Egli non perse tempo. "Stare con lui" non significa perdere tempo, e nemmeno il Suo stare con loro è una perdita di tempo.
"Stare con Lui" non è una perdita di tempo, ma anzi una ragione costitutiva ed una finalità essenziale, del tutto fondamentale e precedente rispetto alla missione della evangelizzazione.
"Stare con Lui" significa infatti montare uno specchio divino, affinché in esso si possa "vedere come in uno specchio"
Cioè Egli si dedicò specialmente a "montare" lo specchio visibile della "comunione trinitaria": la "ragione trinitaria" è di fatto la prima ed unica vera ragione del Signore Gesù, perché infatti essa è la "unica ragione di Dio".
La unica ragione di Dio, come lo dicono bene tutti i mistici è infatti l'Amore "fiammeggiante" del Padre e del Figlio, che noi chiamiamo lo Spirito Santo. E tutte le altre ragioni sono subordinate e secondarie rispetto a questa principale ed unica.
Cioè - poiché la unica e dominante ragione di Dio è la ragione Trinitaria - la Gloria di Dio, resa visibile ed operante nello specchio apostolico, diviene fondamentale e dominante nella intenzione del Signore Gesù e nella distribuzione del suo tempo:
"La gloria che tu hai dato a me, io l'ho data a loro, perché siano come noi una cosa sola - ut unum sint - Io in loro e tu in me, perché siano perfetti nell'unità ed il mondo riconosca che tu mi hai mandato" (Gv 17, 22-23).

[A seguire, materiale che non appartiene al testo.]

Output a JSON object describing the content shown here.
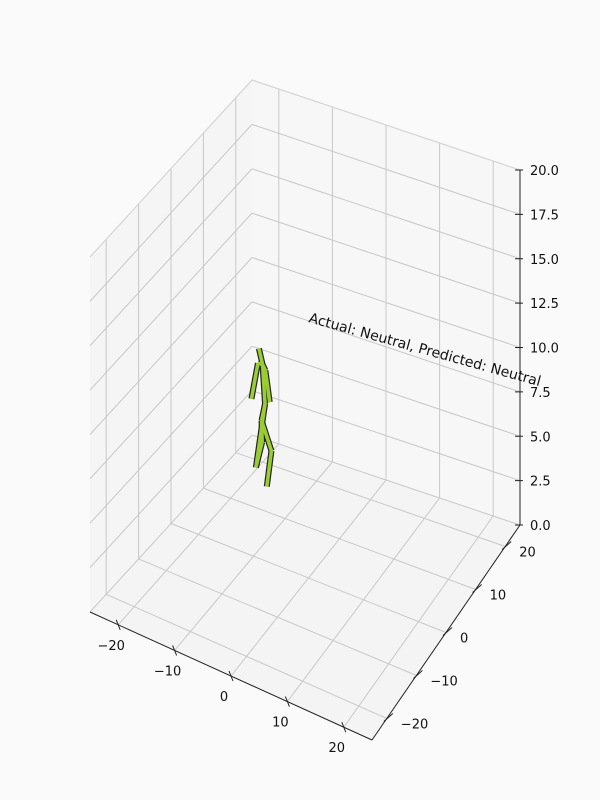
{
  "chart_data": {
    "type": "scatter3d",
    "annotation": "Actual: Neutral, Predicted: Neutral",
    "xlim": [
      -25,
      25
    ],
    "ylim": [
      -25,
      25
    ],
    "zlim": [
      0,
      20
    ],
    "grid": true,
    "x_ticks": [
      "−20",
      "−10",
      "0",
      "10",
      "20"
    ],
    "y_ticks": [
      "−20",
      "−10",
      "0",
      "10",
      "20"
    ],
    "z_ticks": [
      "0.0",
      "2.5",
      "5.0",
      "7.5",
      "10.0",
      "12.5",
      "15.0",
      "17.5",
      "20.0"
    ],
    "skeleton": {
      "color": "#9acd32",
      "edge_color": "#222222",
      "joints": [
        {
          "name": "head",
          "pos": [
            -18.1,
            15.6,
            7.5
          ]
        },
        {
          "name": "neck",
          "pos": [
            -17.6,
            15.9,
            6.6
          ]
        },
        {
          "name": "l_shoulder",
          "pos": [
            -18.4,
            15.8,
            6.6
          ]
        },
        {
          "name": "r_shoulder",
          "pos": [
            -16.9,
            15.6,
            6.4
          ]
        },
        {
          "name": "l_hand",
          "pos": [
            -19.3,
            15.3,
            4.6
          ]
        },
        {
          "name": "r_hand",
          "pos": [
            -16.1,
            15.6,
            4.7
          ]
        },
        {
          "name": "spine",
          "pos": [
            -17.2,
            16.0,
            4.4
          ]
        },
        {
          "name": "pelvis",
          "pos": [
            -17.6,
            15.6,
            3.5
          ]
        },
        {
          "name": "l_knee",
          "pos": [
            -17.5,
            15.6,
            2.3
          ]
        },
        {
          "name": "r_knee",
          "pos": [
            -16.2,
            16.3,
            1.8
          ]
        },
        {
          "name": "l_foot",
          "pos": [
            -18.3,
            15.0,
            0.9
          ]
        },
        {
          "name": "r_foot",
          "pos": [
            -16.4,
            15.2,
            0.0
          ]
        }
      ],
      "bones": [
        [
          0,
          1
        ],
        [
          1,
          2
        ],
        [
          1,
          3
        ],
        [
          2,
          4
        ],
        [
          3,
          5
        ],
        [
          1,
          6
        ],
        [
          6,
          7
        ],
        [
          7,
          8
        ],
        [
          7,
          9
        ],
        [
          8,
          10
        ],
        [
          9,
          11
        ],
        [
          6,
          10
        ]
      ]
    }
  }
}
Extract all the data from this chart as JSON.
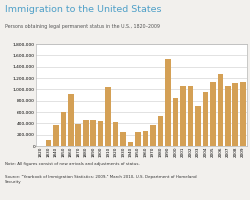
{
  "title": "Immigration to the United States",
  "subtitle": "Persons obtaining legal permanent status in the U.S., 1820–2009",
  "note": "Note: All figures consist of new arrivals and adjustments of status.",
  "source": "Source: \"Yearbook of Immigration Statistics: 2009,\" March 2010, U.S. Department of Homeland\nSecurity",
  "title_color": "#4FA0C8",
  "subtitle_color": "#555555",
  "bar_color": "#D4A055",
  "background_color": "#F2F0ED",
  "plot_bg": "#FFFFFF",
  "border_color": "#AAAAAA",
  "categories": [
    "1820",
    "1830",
    "1840",
    "1850",
    "1860",
    "1870",
    "1880",
    "1890",
    "1900",
    "1910",
    "1920",
    "1930",
    "1940",
    "1950",
    "1960",
    "1970",
    "1980",
    "1990",
    "2000",
    "2001",
    "2002",
    "2003",
    "2004",
    "2005",
    "2006",
    "2007",
    "2008",
    "2009"
  ],
  "values": [
    8385,
    98817,
    369980,
    599125,
    914119,
    387203,
    457257,
    455302,
    448572,
    1041570,
    430001,
    241700,
    70756,
    249187,
    265398,
    373326,
    530639,
    1535872,
    849807,
    1058902,
    1063732,
    703542,
    957883,
    1122257,
    1266264,
    1052415,
    1107126,
    1130818
  ],
  "ylim": [
    0,
    1800000
  ],
  "yticks": [
    0,
    200000,
    400000,
    600000,
    800000,
    1000000,
    1200000,
    1400000,
    1600000,
    1800000
  ],
  "ytick_labels": [
    "0",
    "200,000",
    "400,000",
    "600,000",
    "800,000",
    "1,000,000",
    "1,200,000",
    "1,400,000",
    "1,600,000",
    "1,800,000"
  ]
}
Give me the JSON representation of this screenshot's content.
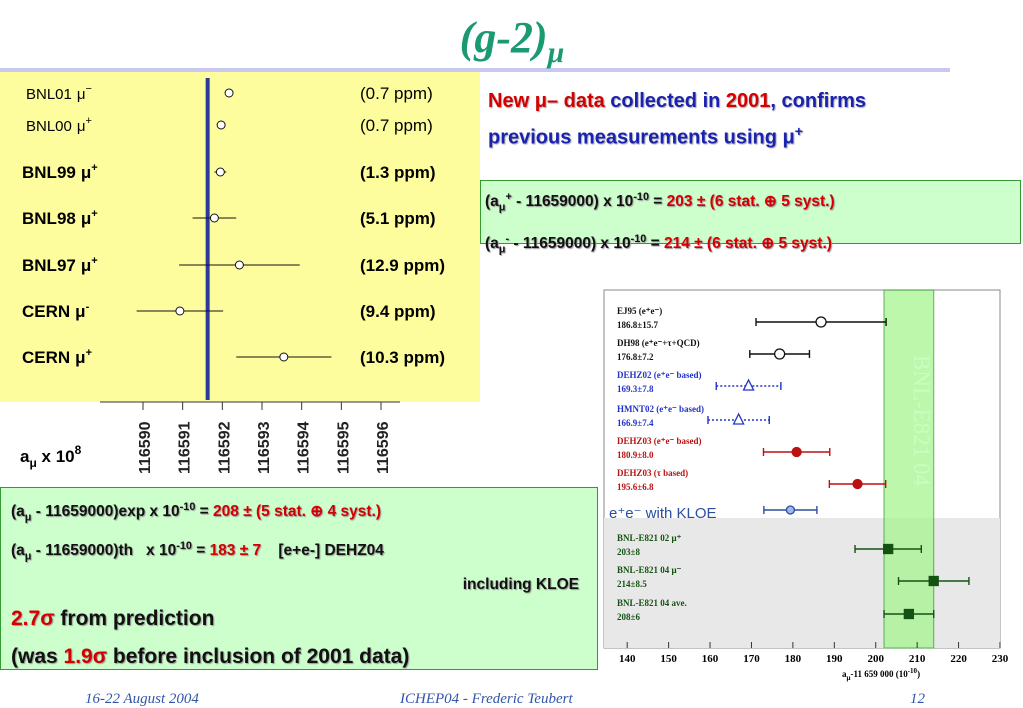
{
  "title": {
    "base": "(g-2)",
    "sub": "μ"
  },
  "left_chart": {
    "type": "scatter",
    "xticks": [
      116590,
      116591,
      116592,
      116593,
      116594,
      116595,
      116596
    ],
    "reference": 116591.63,
    "axis_label": {
      "base": "a",
      "sub": "μ",
      "mid": " x 10",
      "sup": "8"
    },
    "entries": [
      {
        "name": "BNL01",
        "sym": "μ",
        "charge": "−",
        "precision": "(0.7 ppm)",
        "value": 116592.17
      },
      {
        "name": "BNL00",
        "sym": "μ",
        "charge": "+",
        "precision": "(0.7 ppm)",
        "value": 116591.97
      },
      {
        "name": "BNL99",
        "sym": "μ",
        "charge": "+",
        "precision": "(1.3 ppm)",
        "value": 116591.95,
        "error": 0.15
      },
      {
        "name": "BNL98",
        "sym": "μ",
        "charge": "+",
        "precision": "(5.1 ppm)",
        "value": 116591.8,
        "error": 0.55
      },
      {
        "name": "BNL97",
        "sym": "μ",
        "charge": "+",
        "precision": "(12.9 ppm)",
        "value": 116592.43,
        "error": 1.52
      },
      {
        "name": "CERN",
        "sym": "μ",
        "charge": "-",
        "precision": "(9.4 ppm)",
        "value": 116590.93,
        "error": 1.09
      },
      {
        "name": "CERN",
        "sym": "μ",
        "charge": "+",
        "precision": "(10.3 ppm)",
        "value": 116593.55,
        "error": 1.2
      }
    ]
  },
  "headline": {
    "line1": [
      "New ",
      "μ",
      "– data",
      " collected in ",
      "2001",
      ", confirms"
    ],
    "line2": [
      "previous measurements using ",
      "μ",
      "+"
    ]
  },
  "results": [
    [
      "(a",
      "μ",
      "+",
      " - 11659000) x 10",
      "-10",
      " = ",
      "203 ± (6 stat. ⊕ 5 syst.)"
    ],
    [
      "(a",
      "μ",
      "-",
      " - 11659000) x 10",
      "-10",
      " = ",
      "214 ± (6 stat. ⊕ 5 syst.)"
    ]
  ],
  "right_chart": {
    "type": "scatter",
    "xlim": [
      134.4,
      230
    ],
    "xticks": [
      140,
      150,
      160,
      170,
      180,
      190,
      200,
      210,
      220,
      230
    ],
    "band": [
      202,
      214
    ],
    "band_label": "BNL-E821 04",
    "axis_label": {
      "base": "a",
      "sub": "μ",
      "mid": "-11 659 000 (10",
      "sup": "-10",
      "end": ")"
    },
    "entries": [
      {
        "label": "EJ95 (e⁺e⁻)",
        "value_label": "186.8±15.7",
        "value": 186.8,
        "error": 15.7,
        "color": "#111111",
        "marker": "open-circle"
      },
      {
        "label": "DH98 (e⁺e⁻+τ+QCD)",
        "value_label": "176.8±7.2",
        "value": 176.8,
        "error": 7.2,
        "color": "#111111",
        "marker": "open-circle"
      },
      {
        "label": "DEHZ02 (e⁺e⁻ based)",
        "value_label": "169.3±7.8",
        "value": 169.3,
        "error": 7.8,
        "color": "#2233cc",
        "marker": "open-triangle"
      },
      {
        "label": "HMNT02 (e⁺e⁻ based)",
        "value_label": "166.9±7.4",
        "value": 166.9,
        "error": 7.4,
        "color": "#2233cc",
        "marker": "open-triangle"
      },
      {
        "label": "DEHZ03 (e⁺e⁻ based)",
        "value_label": "180.9±8.0",
        "value": 180.9,
        "error": 8.0,
        "color": "#bb1111",
        "marker": "circle"
      },
      {
        "label": "DEHZ03 (τ based)",
        "value_label": "195.6±6.8",
        "value": 195.6,
        "error": 6.8,
        "color": "#bb1111",
        "marker": "circle"
      },
      {
        "label": "e⁺e⁻ with KLOE",
        "value": 179.4,
        "error": 6.4,
        "color": "#2b4ea0",
        "marker": "light-circle"
      },
      {
        "label": "BNL-E821 02 μ⁺",
        "value_label": "203±8",
        "value": 203,
        "error": 8,
        "color": "#145214",
        "marker": "square"
      },
      {
        "label": "BNL-E821 04 μ⁻",
        "value_label": "214±8.5",
        "value": 214,
        "error": 8.5,
        "color": "#145214",
        "marker": "square"
      },
      {
        "label": "BNL-E821 04 ave.",
        "value_label": "208±6",
        "value": 208,
        "error": 6,
        "color": "#145214",
        "marker": "square"
      }
    ]
  },
  "summary": {
    "exp": [
      "(a",
      "μ",
      " - 11659000)exp x 10",
      "-10",
      " = ",
      "208 ± (5 stat. ⊕ 4 syst.)"
    ],
    "th": [
      "(a",
      "μ",
      " - 11659000)th   x 10",
      "-10",
      " = ",
      "183 ± 7",
      "    [e+e-] DEHZ04"
    ],
    "note": "including KLOE",
    "deviation": [
      "2.7σ",
      " from prediction"
    ],
    "previous": [
      "(was ",
      "1.9σ",
      " before inclusion of 2001 data)"
    ]
  },
  "footer": {
    "date": "16-22 August 2004",
    "author": "ICHEP04 - Frederic Teubert",
    "page": "12"
  }
}
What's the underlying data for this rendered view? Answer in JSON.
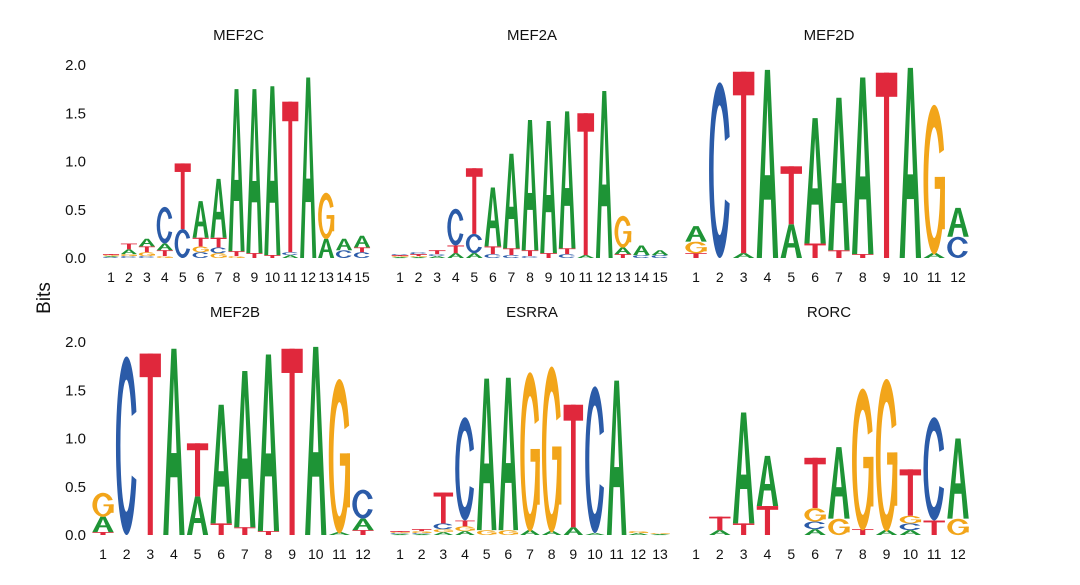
{
  "ylabel": "Bits",
  "colors": {
    "A": "#1e9436",
    "C": "#2b5ba8",
    "G": "#f2a51a",
    "T": "#e0283c"
  },
  "chart_data": [
    {
      "type": "sequence-logo",
      "title": "MEF2C",
      "ylim": [
        0,
        2.0
      ],
      "yticks": [
        "0.0",
        "0.5",
        "1.0",
        "1.5",
        "2.0"
      ],
      "positions": [
        "1",
        "2",
        "3",
        "4",
        "5",
        "6",
        "7",
        "8",
        "9",
        "10",
        "11",
        "12",
        "13",
        "14",
        "15"
      ],
      "stacks": [
        [
          [
            "C",
            0.01
          ],
          [
            "A",
            0.01
          ],
          [
            "G",
            0.01
          ],
          [
            "T",
            0.01
          ]
        ],
        [
          [
            "C",
            0.02
          ],
          [
            "G",
            0.02
          ],
          [
            "A",
            0.05
          ],
          [
            "T",
            0.06
          ]
        ],
        [
          [
            "C",
            0.02
          ],
          [
            "G",
            0.04
          ],
          [
            "T",
            0.06
          ],
          [
            "A",
            0.08
          ]
        ],
        [
          [
            "G",
            0.02
          ],
          [
            "T",
            0.06
          ],
          [
            "A",
            0.07
          ],
          [
            "C",
            0.38
          ]
        ],
        [
          [
            "C",
            0.3
          ],
          [
            "T",
            0.68
          ]
        ],
        [
          [
            "C",
            0.06
          ],
          [
            "G",
            0.06
          ],
          [
            "T",
            0.09
          ],
          [
            "A",
            0.38
          ]
        ],
        [
          [
            "G",
            0.05
          ],
          [
            "C",
            0.06
          ],
          [
            "T",
            0.1
          ],
          [
            "A",
            0.61
          ]
        ],
        [
          [
            "G",
            0.02
          ],
          [
            "T",
            0.05
          ],
          [
            "A",
            1.68
          ]
        ],
        [
          [
            "T",
            0.05
          ],
          [
            "A",
            1.7
          ]
        ],
        [
          [
            "T",
            0.03
          ],
          [
            "A",
            1.75
          ]
        ],
        [
          [
            "A",
            0.03
          ],
          [
            "C",
            0.03
          ],
          [
            "T",
            1.56
          ]
        ],
        [
          [
            "A",
            1.87
          ]
        ],
        [
          [
            "A",
            0.2
          ],
          [
            "G",
            0.48
          ]
        ],
        [
          [
            "C",
            0.08
          ],
          [
            "A",
            0.12
          ]
        ],
        [
          [
            "C",
            0.06
          ],
          [
            "T",
            0.05
          ],
          [
            "A",
            0.12
          ]
        ]
      ]
    },
    {
      "type": "sequence-logo",
      "title": "MEF2A",
      "ylim": [
        0,
        2.0
      ],
      "yticks": [],
      "positions": [
        "1",
        "2",
        "3",
        "4",
        "5",
        "6",
        "7",
        "8",
        "9",
        "10",
        "11",
        "12",
        "13",
        "14",
        "15"
      ],
      "stacks": [
        [
          [
            "A",
            0.01
          ],
          [
            "G",
            0.01
          ],
          [
            "T",
            0.01
          ],
          [
            "C",
            0.01
          ]
        ],
        [
          [
            "A",
            0.01
          ],
          [
            "G",
            0.01
          ],
          [
            "T",
            0.02
          ],
          [
            "C",
            0.02
          ]
        ],
        [
          [
            "A",
            0.02
          ],
          [
            "C",
            0.02
          ],
          [
            "T",
            0.04
          ]
        ],
        [
          [
            "A",
            0.05
          ],
          [
            "T",
            0.08
          ],
          [
            "C",
            0.38
          ]
        ],
        [
          [
            "A",
            0.05
          ],
          [
            "C",
            0.2
          ],
          [
            "T",
            0.68
          ]
        ],
        [
          [
            "C",
            0.04
          ],
          [
            "T",
            0.08
          ],
          [
            "A",
            0.61
          ]
        ],
        [
          [
            "C",
            0.03
          ],
          [
            "T",
            0.07
          ],
          [
            "A",
            0.98
          ]
        ],
        [
          [
            "C",
            0.02
          ],
          [
            "T",
            0.06
          ],
          [
            "A",
            1.35
          ]
        ],
        [
          [
            "T",
            0.05
          ],
          [
            "A",
            1.37
          ]
        ],
        [
          [
            "C",
            0.04
          ],
          [
            "T",
            0.06
          ],
          [
            "A",
            1.42
          ]
        ],
        [
          [
            "A",
            0.03
          ],
          [
            "T",
            1.47
          ]
        ],
        [
          [
            "A",
            1.73
          ]
        ],
        [
          [
            "T",
            0.04
          ],
          [
            "A",
            0.07
          ],
          [
            "G",
            0.33
          ]
        ],
        [
          [
            "C",
            0.03
          ],
          [
            "A",
            0.1
          ]
        ],
        [
          [
            "C",
            0.03
          ],
          [
            "A",
            0.05
          ]
        ]
      ]
    },
    {
      "type": "sequence-logo",
      "title": "MEF2D",
      "ylim": [
        0,
        2.0
      ],
      "yticks": [],
      "positions": [
        "1",
        "2",
        "3",
        "4",
        "5",
        "6",
        "7",
        "8",
        "9",
        "10",
        "11",
        "12"
      ],
      "stacks": [
        [
          [
            "T",
            0.05
          ],
          [
            "G",
            0.12
          ],
          [
            "A",
            0.16
          ]
        ],
        [
          [
            "C",
            1.82
          ]
        ],
        [
          [
            "A",
            0.05
          ],
          [
            "T",
            1.88
          ]
        ],
        [
          [
            "A",
            1.95
          ]
        ],
        [
          [
            "A",
            0.35
          ],
          [
            "T",
            0.6
          ]
        ],
        [
          [
            "T",
            0.15
          ],
          [
            "A",
            1.3
          ]
        ],
        [
          [
            "T",
            0.08
          ],
          [
            "A",
            1.58
          ]
        ],
        [
          [
            "T",
            0.04
          ],
          [
            "A",
            1.83
          ]
        ],
        [
          [
            "T",
            1.92
          ]
        ],
        [
          [
            "A",
            1.97
          ]
        ],
        [
          [
            "A",
            0.05
          ],
          [
            "G",
            1.55
          ]
        ],
        [
          [
            "C",
            0.22
          ],
          [
            "A",
            0.3
          ]
        ]
      ]
    },
    {
      "type": "sequence-logo",
      "title": "MEF2B",
      "ylim": [
        0,
        2.0
      ],
      "yticks": [
        "0.0",
        "0.5",
        "1.0",
        "1.5",
        "2.0"
      ],
      "positions": [
        "1",
        "2",
        "3",
        "4",
        "5",
        "6",
        "7",
        "8",
        "9",
        "10",
        "11",
        "12"
      ],
      "stacks": [
        [
          [
            "T",
            0.03
          ],
          [
            "A",
            0.16
          ],
          [
            "G",
            0.25
          ]
        ],
        [
          [
            "C",
            1.85
          ]
        ],
        [
          [
            "T",
            1.88
          ]
        ],
        [
          [
            "A",
            1.93
          ]
        ],
        [
          [
            "A",
            0.4
          ],
          [
            "T",
            0.55
          ]
        ],
        [
          [
            "T",
            0.12
          ],
          [
            "A",
            1.23
          ]
        ],
        [
          [
            "T",
            0.08
          ],
          [
            "A",
            1.62
          ]
        ],
        [
          [
            "T",
            0.04
          ],
          [
            "A",
            1.83
          ]
        ],
        [
          [
            "T",
            1.93
          ]
        ],
        [
          [
            "A",
            1.95
          ]
        ],
        [
          [
            "A",
            0.03
          ],
          [
            "G",
            1.6
          ]
        ],
        [
          [
            "T",
            0.05
          ],
          [
            "A",
            0.12
          ],
          [
            "C",
            0.3
          ]
        ]
      ]
    },
    {
      "type": "sequence-logo",
      "title": "ESRRA",
      "ylim": [
        0,
        2.0
      ],
      "yticks": [],
      "positions": [
        "1",
        "2",
        "3",
        "4",
        "5",
        "6",
        "7",
        "8",
        "9",
        "10",
        "11",
        "12",
        "13"
      ],
      "stacks": [
        [
          [
            "A",
            0.01
          ],
          [
            "C",
            0.01
          ],
          [
            "G",
            0.01
          ],
          [
            "T",
            0.01
          ]
        ],
        [
          [
            "A",
            0.01
          ],
          [
            "C",
            0.01
          ],
          [
            "G",
            0.02
          ],
          [
            "T",
            0.02
          ]
        ],
        [
          [
            "A",
            0.03
          ],
          [
            "G",
            0.03
          ],
          [
            "C",
            0.06
          ],
          [
            "T",
            0.32
          ]
        ],
        [
          [
            "A",
            0.04
          ],
          [
            "G",
            0.05
          ],
          [
            "T",
            0.06
          ],
          [
            "C",
            1.07
          ]
        ],
        [
          [
            "G",
            0.05
          ],
          [
            "A",
            1.57
          ]
        ],
        [
          [
            "G",
            0.05
          ],
          [
            "A",
            1.58
          ]
        ],
        [
          [
            "A",
            0.05
          ],
          [
            "G",
            1.65
          ]
        ],
        [
          [
            "A",
            0.04
          ],
          [
            "G",
            1.72
          ]
        ],
        [
          [
            "A",
            0.08
          ],
          [
            "T",
            1.27
          ]
        ],
        [
          [
            "A",
            0.02
          ],
          [
            "C",
            1.52
          ]
        ],
        [
          [
            "A",
            1.6
          ]
        ],
        [
          [
            "A",
            0.02
          ],
          [
            "G",
            0.02
          ]
        ],
        [
          [
            "A",
            0.01
          ],
          [
            "G",
            0.01
          ]
        ]
      ]
    },
    {
      "type": "sequence-logo",
      "title": "RORC",
      "ylim": [
        0,
        2.0
      ],
      "yticks": [],
      "positions": [
        "1",
        "2",
        "3",
        "4",
        "5",
        "6",
        "7",
        "8",
        "9",
        "10",
        "11",
        "12"
      ],
      "stacks": [
        [],
        [
          [
            "A",
            0.05
          ],
          [
            "T",
            0.14
          ]
        ],
        [
          [
            "T",
            0.12
          ],
          [
            "A",
            1.15
          ]
        ],
        [
          [
            "T",
            0.3
          ],
          [
            "A",
            0.52
          ]
        ],
        [],
        [
          [
            "A",
            0.06
          ],
          [
            "C",
            0.08
          ],
          [
            "G",
            0.14
          ],
          [
            "T",
            0.52
          ]
        ],
        [
          [
            "G",
            0.17
          ],
          [
            "A",
            0.74
          ]
        ],
        [
          [
            "T",
            0.06
          ],
          [
            "G",
            1.47
          ]
        ],
        [
          [
            "A",
            0.05
          ],
          [
            "G",
            1.58
          ]
        ],
        [
          [
            "A",
            0.05
          ],
          [
            "C",
            0.07
          ],
          [
            "G",
            0.08
          ],
          [
            "T",
            0.48
          ]
        ],
        [
          [
            "T",
            0.15
          ],
          [
            "C",
            1.07
          ]
        ],
        [
          [
            "G",
            0.17
          ],
          [
            "A",
            0.83
          ]
        ]
      ]
    }
  ]
}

La "comunione apostolica" - lo specchio apostolico - è, a sua volta e di sua stessa natura, come il fermento, il fondamento e l'inizio di quell'altro "grande specchio" (oggi si direbbe: "parabolico totale"), che è l'intero Corpo della Chiesa (sovrabbonderebbero in proposito le citazioni del Concilio Vaticano II a questo proposito).
In effetti la Divina Eucaristia, che è il Corpo ed il Sangue del Signore Gesù - come è stato sottolineato precedentemente - è proprio il tessuto connettivo, il cemento, la sostanza, la carne ed il sangue, ed il Corpo stesso dello Specchio: cioè della "comunione apostolica" e più ampiamente e di conseguenza di quello "specchio totale", che è la Chiesa.
La Santa Eucaristia produce infatti specialmente la unione e la comunione - nel Corpo e Sangue del Signore - di tutta la Chiesa e realizza così in modo indiviso e totale lo Specchio vivente della santissima Trinità.
La Chiesa tutta intera, infatti, la Chiesa Corpo di Cristo ed Eucaristia completa, è lo specchio totale della Santissima Trinità.
E quando il divino "specchio" è montato, bisogna solo passare di lì per vedere. Per vedere Dio che passa: "Speculum visibile invisibilis Dei".